Wer hat es getan, Justin? Deine Frau. Es war deine Frau, die Nancy in der Nacht, als Priam hungrig und ängstlich ankam, rief. Ich bin hingegangen, um ihm zu helfen. Du hast nichts bemerkt, du warst wieder einmal bei den Pferden oder bei einer Sklavenhure, wie üblich. Ich bin diejenige, die ihm geholfen hat, du Schuft. Ich bin diejenige, die eine merkwürdige Sympathie für deine Nigger empfindet.

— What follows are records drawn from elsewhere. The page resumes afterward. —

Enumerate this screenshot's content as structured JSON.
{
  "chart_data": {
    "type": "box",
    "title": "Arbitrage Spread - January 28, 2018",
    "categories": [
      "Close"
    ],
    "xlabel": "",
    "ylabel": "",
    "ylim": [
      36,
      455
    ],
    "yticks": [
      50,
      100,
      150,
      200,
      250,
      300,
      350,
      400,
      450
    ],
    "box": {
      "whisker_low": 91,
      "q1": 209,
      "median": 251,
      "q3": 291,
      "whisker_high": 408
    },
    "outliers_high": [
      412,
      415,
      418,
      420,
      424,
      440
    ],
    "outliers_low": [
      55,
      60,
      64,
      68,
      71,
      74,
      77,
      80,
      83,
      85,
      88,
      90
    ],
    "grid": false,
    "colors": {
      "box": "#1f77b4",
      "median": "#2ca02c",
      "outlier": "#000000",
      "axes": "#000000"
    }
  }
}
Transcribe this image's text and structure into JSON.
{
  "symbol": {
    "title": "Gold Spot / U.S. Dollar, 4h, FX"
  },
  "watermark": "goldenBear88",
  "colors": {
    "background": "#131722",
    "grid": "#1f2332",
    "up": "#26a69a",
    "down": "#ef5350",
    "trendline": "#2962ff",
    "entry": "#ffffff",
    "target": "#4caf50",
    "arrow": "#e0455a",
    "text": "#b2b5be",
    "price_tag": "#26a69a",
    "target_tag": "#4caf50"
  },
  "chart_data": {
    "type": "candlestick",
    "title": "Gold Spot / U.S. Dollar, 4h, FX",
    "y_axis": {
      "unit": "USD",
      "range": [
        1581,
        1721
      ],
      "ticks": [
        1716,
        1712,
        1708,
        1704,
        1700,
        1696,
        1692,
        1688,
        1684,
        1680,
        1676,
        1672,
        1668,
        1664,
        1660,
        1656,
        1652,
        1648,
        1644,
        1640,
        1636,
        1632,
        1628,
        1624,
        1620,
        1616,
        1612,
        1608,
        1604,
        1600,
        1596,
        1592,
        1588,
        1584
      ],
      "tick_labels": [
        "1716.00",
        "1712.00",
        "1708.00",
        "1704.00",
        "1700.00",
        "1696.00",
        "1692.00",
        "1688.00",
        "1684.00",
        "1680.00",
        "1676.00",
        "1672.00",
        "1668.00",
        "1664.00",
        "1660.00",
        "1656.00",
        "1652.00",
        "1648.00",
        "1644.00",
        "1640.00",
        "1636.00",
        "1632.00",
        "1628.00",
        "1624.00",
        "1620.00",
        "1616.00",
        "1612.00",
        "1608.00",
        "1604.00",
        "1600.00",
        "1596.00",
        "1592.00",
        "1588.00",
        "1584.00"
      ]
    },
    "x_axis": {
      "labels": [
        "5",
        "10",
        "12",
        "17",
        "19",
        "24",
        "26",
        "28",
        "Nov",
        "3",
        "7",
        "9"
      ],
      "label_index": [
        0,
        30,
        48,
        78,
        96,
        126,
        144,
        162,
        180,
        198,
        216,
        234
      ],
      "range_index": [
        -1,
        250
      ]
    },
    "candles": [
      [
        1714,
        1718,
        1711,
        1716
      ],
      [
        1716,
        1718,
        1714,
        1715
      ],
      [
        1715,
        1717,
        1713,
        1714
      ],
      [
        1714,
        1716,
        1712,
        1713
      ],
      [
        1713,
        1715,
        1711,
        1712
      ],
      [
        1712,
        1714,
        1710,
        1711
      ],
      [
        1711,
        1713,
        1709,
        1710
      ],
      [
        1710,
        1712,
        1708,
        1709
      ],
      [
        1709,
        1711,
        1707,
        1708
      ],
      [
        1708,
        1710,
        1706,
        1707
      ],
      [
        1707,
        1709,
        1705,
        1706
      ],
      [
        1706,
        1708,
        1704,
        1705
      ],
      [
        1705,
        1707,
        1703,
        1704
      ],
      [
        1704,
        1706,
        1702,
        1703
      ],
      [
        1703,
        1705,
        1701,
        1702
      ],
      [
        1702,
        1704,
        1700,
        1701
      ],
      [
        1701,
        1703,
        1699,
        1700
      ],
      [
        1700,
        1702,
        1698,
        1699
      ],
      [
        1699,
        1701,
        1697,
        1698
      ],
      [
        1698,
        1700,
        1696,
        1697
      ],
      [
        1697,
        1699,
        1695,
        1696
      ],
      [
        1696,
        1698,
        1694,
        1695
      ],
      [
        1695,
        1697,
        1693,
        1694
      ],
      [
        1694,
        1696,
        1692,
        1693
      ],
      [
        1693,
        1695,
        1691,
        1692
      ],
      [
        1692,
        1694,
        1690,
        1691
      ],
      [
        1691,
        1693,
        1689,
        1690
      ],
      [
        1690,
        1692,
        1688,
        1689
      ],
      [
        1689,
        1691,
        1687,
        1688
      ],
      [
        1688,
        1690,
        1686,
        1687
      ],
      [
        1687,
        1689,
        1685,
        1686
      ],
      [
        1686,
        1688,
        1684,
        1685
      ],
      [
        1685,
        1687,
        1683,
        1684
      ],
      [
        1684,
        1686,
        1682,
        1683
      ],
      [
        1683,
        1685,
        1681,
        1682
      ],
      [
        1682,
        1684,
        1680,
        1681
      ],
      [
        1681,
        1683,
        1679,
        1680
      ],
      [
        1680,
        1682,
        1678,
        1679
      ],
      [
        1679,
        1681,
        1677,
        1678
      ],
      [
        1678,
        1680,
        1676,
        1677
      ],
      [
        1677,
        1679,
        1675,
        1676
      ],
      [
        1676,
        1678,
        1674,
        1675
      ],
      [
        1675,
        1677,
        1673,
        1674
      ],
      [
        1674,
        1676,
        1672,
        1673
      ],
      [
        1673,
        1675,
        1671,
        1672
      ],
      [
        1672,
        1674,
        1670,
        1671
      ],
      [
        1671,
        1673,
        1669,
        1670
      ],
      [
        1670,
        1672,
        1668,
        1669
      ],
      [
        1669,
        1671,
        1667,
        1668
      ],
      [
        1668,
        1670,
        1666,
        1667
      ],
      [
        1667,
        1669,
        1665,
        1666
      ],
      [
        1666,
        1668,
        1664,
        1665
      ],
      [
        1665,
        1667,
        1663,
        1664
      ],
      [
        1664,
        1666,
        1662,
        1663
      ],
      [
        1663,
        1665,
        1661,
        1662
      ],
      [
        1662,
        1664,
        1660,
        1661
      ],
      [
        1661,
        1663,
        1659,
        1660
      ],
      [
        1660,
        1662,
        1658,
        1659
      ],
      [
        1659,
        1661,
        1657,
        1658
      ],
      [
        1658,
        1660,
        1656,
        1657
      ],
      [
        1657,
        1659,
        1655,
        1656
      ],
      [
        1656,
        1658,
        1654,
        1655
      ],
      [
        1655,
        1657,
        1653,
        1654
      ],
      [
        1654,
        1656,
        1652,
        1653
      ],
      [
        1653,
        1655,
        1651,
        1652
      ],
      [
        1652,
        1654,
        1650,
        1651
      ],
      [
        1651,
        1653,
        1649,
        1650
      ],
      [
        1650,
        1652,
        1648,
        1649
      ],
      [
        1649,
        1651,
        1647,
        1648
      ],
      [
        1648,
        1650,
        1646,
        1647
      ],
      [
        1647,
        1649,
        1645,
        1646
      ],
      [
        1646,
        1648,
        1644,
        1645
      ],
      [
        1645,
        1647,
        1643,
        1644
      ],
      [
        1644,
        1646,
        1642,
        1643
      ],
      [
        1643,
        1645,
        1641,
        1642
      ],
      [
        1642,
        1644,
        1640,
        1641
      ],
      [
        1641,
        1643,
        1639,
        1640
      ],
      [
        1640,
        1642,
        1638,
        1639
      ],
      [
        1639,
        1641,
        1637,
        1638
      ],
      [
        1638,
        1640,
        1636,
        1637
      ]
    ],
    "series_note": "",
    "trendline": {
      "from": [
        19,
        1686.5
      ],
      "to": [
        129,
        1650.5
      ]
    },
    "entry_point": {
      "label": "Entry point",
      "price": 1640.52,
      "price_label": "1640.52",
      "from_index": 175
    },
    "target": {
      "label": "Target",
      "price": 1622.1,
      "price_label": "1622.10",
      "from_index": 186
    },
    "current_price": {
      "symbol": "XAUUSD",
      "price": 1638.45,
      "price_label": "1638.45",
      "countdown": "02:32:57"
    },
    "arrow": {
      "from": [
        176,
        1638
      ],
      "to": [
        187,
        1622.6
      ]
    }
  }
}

Sie hatte nicht den Mut, ins Büro hinüberzugehen und es ihm offen zu gestehen. Sie schämte sich dafür. Sie flüchtete aus der Pergola und bedeckte ihre Ohren mit den Händen, um Clytas Schreie nicht hören zu müssen.
Die meiste Zeit über schlief Justin in einem getrennten Schlafzimmer und kam nur zu ihr, wenn er seine Bedürfnisse befriedigen wollte. Sie war dankbar, daß er sie heute nacht allein ließ. Was sie in der Pergola gehört hatte, hatte sie dermaßen aufgeregt, daß sie nicht schlafen konnte. Sie verspürte den Drang, an ihrem Mann Rache zu nehmen. Rache war auch der Grund gewesen, weshalb sie Nancy geholfen hatte, Priam in der Dachkammer des Krankenhauses zu verstecken.
Sie beruhigte sich jetzt etwas, und ihre Gedanken wandten sich Orry zu. Die Leute sagten, er sei verbittert geworden, seit er einen Arm in Mexiko verloren hatte. Und doch hatte er zweimal eine Botschaft geschickt und hatte sie an ihrem geheimen Ort treffen wollen.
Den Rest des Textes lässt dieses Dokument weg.